Bev was one of the last surviving mothers of the idyllic Carney community of the 1960’s and 1970’s. Bev’s best friend and confident was her fellow Carney mother, JoAnn Wilkinson. The Carney families were a tight-knit group; they even shared “party” telephone lines. Their children played together all day in the summer, girls and boys playing baseball, football, and basketball, exploring the old mining ruins, and catching crawdads in the nearby Carney Marsh. The kids had group campouts and sleep overs, and families shared the bounty of their vegetable gardens. There was even an annual weekend “hog roast’ potluck every year at “Tommy Harkin’s” woods, complete with a jukebox and makeshift dance floor.

Bev is survived by her husband of 68 years, Gene; four children, Gene (Eva) Turk, Jr., Mary Ann Bane Burrows, Trish (Dave) Egemo, and Bart (Kathy) Turk; thirteen grandchildren; eight great-grandchildren; and her four nieces, Becky (Jesse) Byers, Beth Ann Noon, Teresa Isaacs, and Mary Lynn (John) Triay.

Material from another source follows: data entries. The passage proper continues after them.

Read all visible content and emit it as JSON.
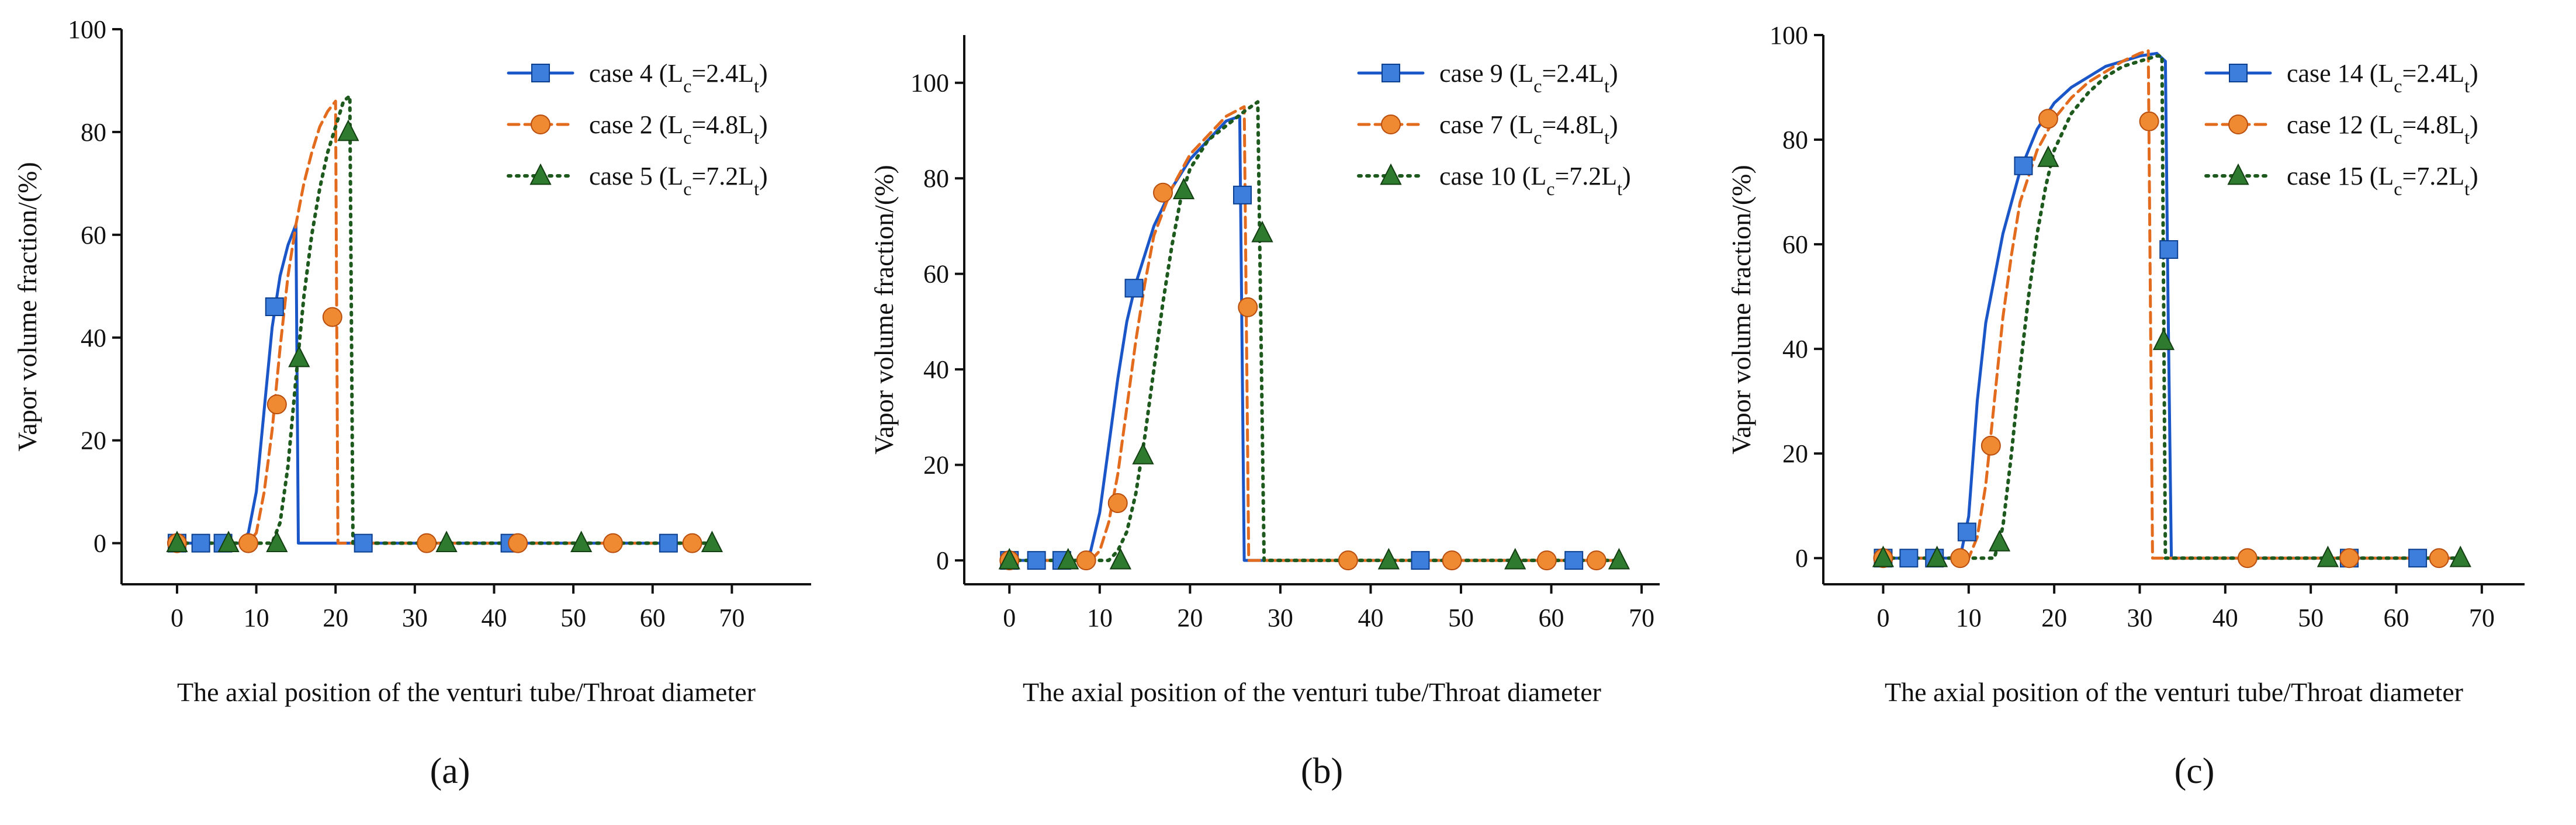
{
  "figure": {
    "panel_labels": [
      "(a)",
      "(b)",
      "(c)"
    ]
  },
  "colors": {
    "blue": "#1a56c8",
    "blue_marker": "#3d7ddc",
    "orange": "#e36b1e",
    "orange_marker": "#f08a32",
    "green": "#1e5a1e",
    "green_marker": "#2e7a2e",
    "axis": "#111111"
  },
  "chart_data": [
    {
      "type": "line",
      "panel": "(a)",
      "title": "",
      "xlabel": "The axial position of the venturi tube/Throat diameter",
      "ylabel": "Vapor volume fraction/(%)",
      "xlim": [
        -7,
        80
      ],
      "ylim": [
        -8,
        100
      ],
      "xticks": [
        0,
        10,
        20,
        30,
        40,
        50,
        60,
        70
      ],
      "yticks": [
        0,
        20,
        40,
        60,
        80,
        100
      ],
      "legend_position": "top-right",
      "series": [
        {
          "name": "case 4 (Lc=2.4Lt)",
          "legend_main": "case 4 (L",
          "legend_sub1": "c",
          "legend_mid": "=2.4L",
          "legend_sub2": "t",
          "legend_end": ")",
          "style": "solid",
          "marker": "square",
          "color_key": "blue",
          "line": [
            [
              0,
              0
            ],
            [
              8,
              0
            ],
            [
              9,
              2
            ],
            [
              10,
              10
            ],
            [
              11,
              26
            ],
            [
              12,
              42
            ],
            [
              13,
              52
            ],
            [
              14,
              58
            ],
            [
              15,
              62
            ],
            [
              15.3,
              0
            ],
            [
              67.5,
              0
            ]
          ],
          "markers": [
            [
              0,
              0
            ],
            [
              3,
              0
            ],
            [
              5.8,
              0
            ],
            [
              12.3,
              46
            ],
            [
              23.5,
              0
            ],
            [
              42,
              0
            ],
            [
              62,
              0
            ]
          ]
        },
        {
          "name": "case 2 (Lc=4.8Lt)",
          "legend_main": "case 2 (L",
          "legend_sub1": "c",
          "legend_mid": "=4.8L",
          "legend_sub2": "t",
          "legend_end": ")",
          "style": "dashed",
          "marker": "circle",
          "color_key": "orange",
          "line": [
            [
              0,
              0
            ],
            [
              9,
              0
            ],
            [
              10,
              2
            ],
            [
              11,
              10
            ],
            [
              12,
              22
            ],
            [
              13,
              38
            ],
            [
              14,
              52
            ],
            [
              15,
              62
            ],
            [
              16,
              70
            ],
            [
              17,
              76
            ],
            [
              18,
              81
            ],
            [
              19,
              84
            ],
            [
              20,
              86
            ],
            [
              20.3,
              0
            ],
            [
              67.5,
              0
            ]
          ],
          "markers": [
            [
              0,
              0
            ],
            [
              9,
              0
            ],
            [
              12.6,
              27
            ],
            [
              19.6,
              44
            ],
            [
              31.5,
              0
            ],
            [
              43,
              0
            ],
            [
              55,
              0
            ],
            [
              65,
              0
            ]
          ]
        },
        {
          "name": "case 5 (Lc=7.2Lt)",
          "legend_main": "case 5 (L",
          "legend_sub1": "c",
          "legend_mid": "=7.2L",
          "legend_sub2": "t",
          "legend_end": ")",
          "style": "dotted",
          "marker": "triangle",
          "color_key": "green",
          "line": [
            [
              0,
              0
            ],
            [
              12,
              0
            ],
            [
              13,
              4
            ],
            [
              14,
              15
            ],
            [
              15,
              32
            ],
            [
              16,
              48
            ],
            [
              17,
              60
            ],
            [
              18,
              69
            ],
            [
              19,
              76
            ],
            [
              20,
              81
            ],
            [
              21,
              86
            ],
            [
              21.8,
              87
            ],
            [
              22.2,
              0
            ],
            [
              67.5,
              0
            ]
          ],
          "markers": [
            [
              0,
              0
            ],
            [
              6.5,
              0
            ],
            [
              12.6,
              0
            ],
            [
              15.4,
              36
            ],
            [
              21.6,
              80
            ],
            [
              34,
              0
            ],
            [
              51,
              0
            ],
            [
              67.5,
              0
            ]
          ]
        }
      ]
    },
    {
      "type": "line",
      "panel": "(b)",
      "title": "",
      "xlabel": "The axial position of the venturi tube/Throat diameter",
      "ylabel": "Vapor volume fraction/(%)",
      "xlim": [
        -5,
        72
      ],
      "ylim": [
        -5,
        110
      ],
      "xticks": [
        0,
        10,
        20,
        30,
        40,
        50,
        60,
        70
      ],
      "yticks": [
        0,
        20,
        40,
        60,
        80,
        100
      ],
      "legend_position": "top-right",
      "series": [
        {
          "name": "case 9 (Lc=2.4Lt)",
          "legend_main": "case 9 (L",
          "legend_sub1": "c",
          "legend_mid": "=2.4L",
          "legend_sub2": "t",
          "legend_end": ")",
          "style": "solid",
          "marker": "square",
          "color_key": "blue",
          "line": [
            [
              0,
              0
            ],
            [
              8,
              0
            ],
            [
              9,
              2
            ],
            [
              10,
              10
            ],
            [
              11,
              24
            ],
            [
              12,
              38
            ],
            [
              13,
              50
            ],
            [
              14,
              58
            ],
            [
              16,
              70
            ],
            [
              18,
              78
            ],
            [
              20,
              84
            ],
            [
              22,
              88
            ],
            [
              24,
              92
            ],
            [
              25.5,
              93
            ],
            [
              26,
              0
            ],
            [
              67.5,
              0
            ]
          ],
          "markers": [
            [
              0,
              0
            ],
            [
              3,
              0
            ],
            [
              5.8,
              0
            ],
            [
              13.8,
              57
            ],
            [
              25.8,
              76.5
            ],
            [
              45.5,
              0
            ],
            [
              62.5,
              0
            ]
          ]
        },
        {
          "name": "case 7 (Lc=4.8Lt)",
          "legend_main": "case 7 (L",
          "legend_sub1": "c",
          "legend_mid": "=4.8L",
          "legend_sub2": "t",
          "legend_end": ")",
          "style": "dashed",
          "marker": "circle",
          "color_key": "orange",
          "line": [
            [
              0,
              0
            ],
            [
              9,
              0
            ],
            [
              10,
              2
            ],
            [
              11,
              8
            ],
            [
              12,
              18
            ],
            [
              13,
              32
            ],
            [
              14,
              46
            ],
            [
              15,
              58
            ],
            [
              16,
              68
            ],
            [
              18,
              78
            ],
            [
              20,
              85
            ],
            [
              22,
              89
            ],
            [
              24,
              93
            ],
            [
              26,
              95
            ],
            [
              26.5,
              0
            ],
            [
              67.5,
              0
            ]
          ],
          "markers": [
            [
              0,
              0
            ],
            [
              8.5,
              0
            ],
            [
              12,
              12
            ],
            [
              17,
              77
            ],
            [
              26.4,
              53
            ],
            [
              37.5,
              0
            ],
            [
              49,
              0
            ],
            [
              59.5,
              0
            ],
            [
              65,
              0
            ]
          ]
        },
        {
          "name": "case 10 (Lc=7.2Lt)",
          "legend_main": "case 10 (L",
          "legend_sub1": "c",
          "legend_mid": "=7.2L",
          "legend_sub2": "t",
          "legend_end": ")",
          "style": "dotted",
          "marker": "triangle",
          "color_key": "green",
          "line": [
            [
              0,
              0
            ],
            [
              11,
              0
            ],
            [
              12,
              2
            ],
            [
              13,
              6
            ],
            [
              14,
              14
            ],
            [
              15,
              26
            ],
            [
              16,
              40
            ],
            [
              17,
              54
            ],
            [
              18,
              66
            ],
            [
              19,
              76
            ],
            [
              20,
              82
            ],
            [
              22,
              88
            ],
            [
              24,
              91
            ],
            [
              26,
              94
            ],
            [
              27.5,
              96
            ],
            [
              28.2,
              0
            ],
            [
              67.5,
              0
            ]
          ],
          "markers": [
            [
              0,
              0
            ],
            [
              6.5,
              0
            ],
            [
              12.3,
              0
            ],
            [
              14.8,
              22
            ],
            [
              19.3,
              77.5
            ],
            [
              28,
              68.5
            ],
            [
              42,
              0
            ],
            [
              56,
              0
            ],
            [
              67.5,
              0
            ]
          ]
        }
      ]
    },
    {
      "type": "line",
      "panel": "(c)",
      "title": "",
      "xlabel": "The axial position of the venturi tube/Throat diameter",
      "ylabel": "Vapor volume fraction/(%)",
      "xlim": [
        -7,
        75
      ],
      "ylim": [
        -5,
        100
      ],
      "xticks": [
        0,
        10,
        20,
        30,
        40,
        50,
        60,
        70
      ],
      "yticks": [
        0,
        20,
        40,
        60,
        80,
        100
      ],
      "legend_position": "top-right",
      "series": [
        {
          "name": "case 14 (Lc=2.4Lt)",
          "legend_main": "case 14 (L",
          "legend_sub1": "c",
          "legend_mid": "=2.4L",
          "legend_sub2": "t",
          "legend_end": ")",
          "style": "solid",
          "marker": "square",
          "color_key": "blue",
          "line": [
            [
              0,
              0
            ],
            [
              9,
              0
            ],
            [
              10,
              8
            ],
            [
              11,
              30
            ],
            [
              12,
              45
            ],
            [
              14,
              62
            ],
            [
              16,
              74
            ],
            [
              18,
              82
            ],
            [
              20,
              87
            ],
            [
              22,
              90
            ],
            [
              24,
              92
            ],
            [
              26,
              94
            ],
            [
              28,
              95
            ],
            [
              30,
              96
            ],
            [
              32,
              96.5
            ],
            [
              33,
              95
            ],
            [
              33.3,
              50
            ],
            [
              33.7,
              0
            ],
            [
              67.5,
              0
            ]
          ],
          "markers": [
            [
              0,
              0
            ],
            [
              3,
              0
            ],
            [
              6,
              0
            ],
            [
              9.8,
              5
            ],
            [
              16.4,
              75
            ],
            [
              33.4,
              59
            ],
            [
              54.5,
              0
            ],
            [
              62.5,
              0
            ]
          ]
        },
        {
          "name": "case 12 (Lc=4.8Lt)",
          "legend_main": "case 12 (L",
          "legend_sub1": "c",
          "legend_mid": "=4.8L",
          "legend_sub2": "t",
          "legend_end": ")",
          "style": "dashed",
          "marker": "circle",
          "color_key": "orange",
          "line": [
            [
              0,
              0
            ],
            [
              10,
              0
            ],
            [
              11,
              4
            ],
            [
              12,
              14
            ],
            [
              13,
              30
            ],
            [
              14,
              46
            ],
            [
              15,
              58
            ],
            [
              16,
              68
            ],
            [
              18,
              78
            ],
            [
              20,
              84
            ],
            [
              22,
              88
            ],
            [
              24,
              91
            ],
            [
              26,
              93
            ],
            [
              28,
              95
            ],
            [
              30,
              96.5
            ],
            [
              31,
              97
            ],
            [
              31.5,
              0
            ],
            [
              67.5,
              0
            ]
          ],
          "markers": [
            [
              0,
              0
            ],
            [
              9,
              0
            ],
            [
              12.6,
              21.5
            ],
            [
              19.3,
              84
            ],
            [
              31.1,
              83.5
            ],
            [
              42.6,
              0
            ],
            [
              54.5,
              0
            ],
            [
              65,
              0
            ]
          ]
        },
        {
          "name": "case 15 (Lc=7.2Lt)",
          "legend_main": "case 15 (L",
          "legend_sub1": "c",
          "legend_mid": "=7.2L",
          "legend_sub2": "t",
          "legend_end": ")",
          "style": "dotted",
          "marker": "triangle",
          "color_key": "green",
          "line": [
            [
              0,
              0
            ],
            [
              13,
              0
            ],
            [
              14,
              6
            ],
            [
              15,
              20
            ],
            [
              16,
              36
            ],
            [
              17,
              50
            ],
            [
              18,
              62
            ],
            [
              19,
              71
            ],
            [
              20,
              78
            ],
            [
              22,
              85
            ],
            [
              24,
              89
            ],
            [
              26,
              92
            ],
            [
              28,
              94
            ],
            [
              30,
              95
            ],
            [
              32,
              96
            ],
            [
              32.6,
              96
            ],
            [
              33,
              0
            ],
            [
              67.5,
              0
            ]
          ],
          "markers": [
            [
              0,
              0
            ],
            [
              6.3,
              0
            ],
            [
              13.6,
              3
            ],
            [
              19.3,
              76.5
            ],
            [
              32.8,
              41.5
            ],
            [
              52,
              0
            ],
            [
              67.5,
              0
            ]
          ]
        }
      ]
    }
  ]
}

Interment will be in Highland Memorial Gardens, next to her mother and father. Visitation will be held Saturday, November 8th, from 10:00 to 11:00 a.m., at Hamilton’s Funeral Home, 605 Lyon Street, in Des Moines. Friends are welcome to come and share their memories.

Memorials may be made to the Iowa Chapter of Alzheimer’s Association. Condolences can be left on the Hamilton Funeral Home website.

The family would like to thank Bridges at Ankeny Care Center and Suncrest Hospice Services for their kind treatment of Beverly and her family.